Leandro von Werra, another ML engineer at Hugging Face, estimated training costs to be between tens to hundreds of thousands of dollars depending on the size and number of necessary experiments to get it right.
“Inference is one of the biggest challenges,” von Werra added in comments to TechTalks. “While almost anybody with resources can train a 10B model these days, getting the inference latency low enough to feel responsive to the user is an engineering challenge.”
This is where Microsoft’s second advantage kicks in. The company has been able to create a large cloud infrastructure that is specialized for machine learning models such as Codex. It runs inference and provides suggestions in milliseconds. And more importantly, Microsoft is able to run and provide Copilot at a very affordable price. Currently, Copilot is offered at $10/month or $100/year, and it will be provided for free to students and maintainers of popular open-source repositories.

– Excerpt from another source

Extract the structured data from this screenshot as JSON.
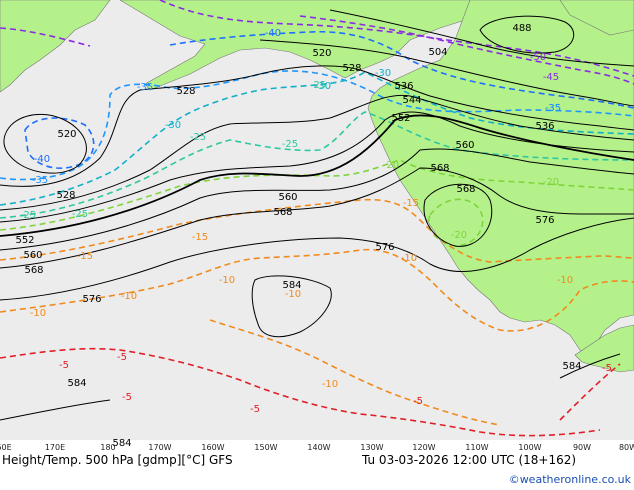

Most developers I spoke to were very satisfied with the pricing model because it made them much more than its price in time saved.
Abhishek Thakur, another ML engineer at Hugging Face I spoke to earlier this week, said, “As a machine learning engineer, I know that a lot goes into building products like these, especially Copilot, which provides suggestions with sub-milliseconds latency. To build an infrastructure that serves these kinds of models for free is not feasible in the real world for a longer period of time.”
However, running code generator LLMs at affordable rates is not impossible.
“In terms of the compute to build these models and necessary data: that‘s quite feasible and there have been a few replications of Codex such as Incoder from Meta and CodeGen (now accessible for free on the Hugging Face Hub) from Salesforce matching Codex‘s performance,” von Werra said. “There is definitely some engineering involved in building the models into a fast and nice product, but it seems many companies could do this if they want to.”
However, this is where the third piece of the puzzle kicks in. Microsoft’s acquisition of GitHub gave it access to the biggest developer market, making it easy for the company to put Copilot into the hands of millions of users. Microsoft also owns Visual Studio and VS Code, two of the most popular IDEs with hundreds of millions of users. This reduces the friction for developers to adopt Copilot as opposed to another similar product.
With its pricing, efficiency, and market reach, Microsoft seems to have solidified its position as the leader in the emerging market for AI-assisted software development. The market can take other turns. What’s for sure (and as I have pointed out before) is that large language models will open up plenty of opportunities to create new applications and markets. But they won’t change the fundamentals of sound product management.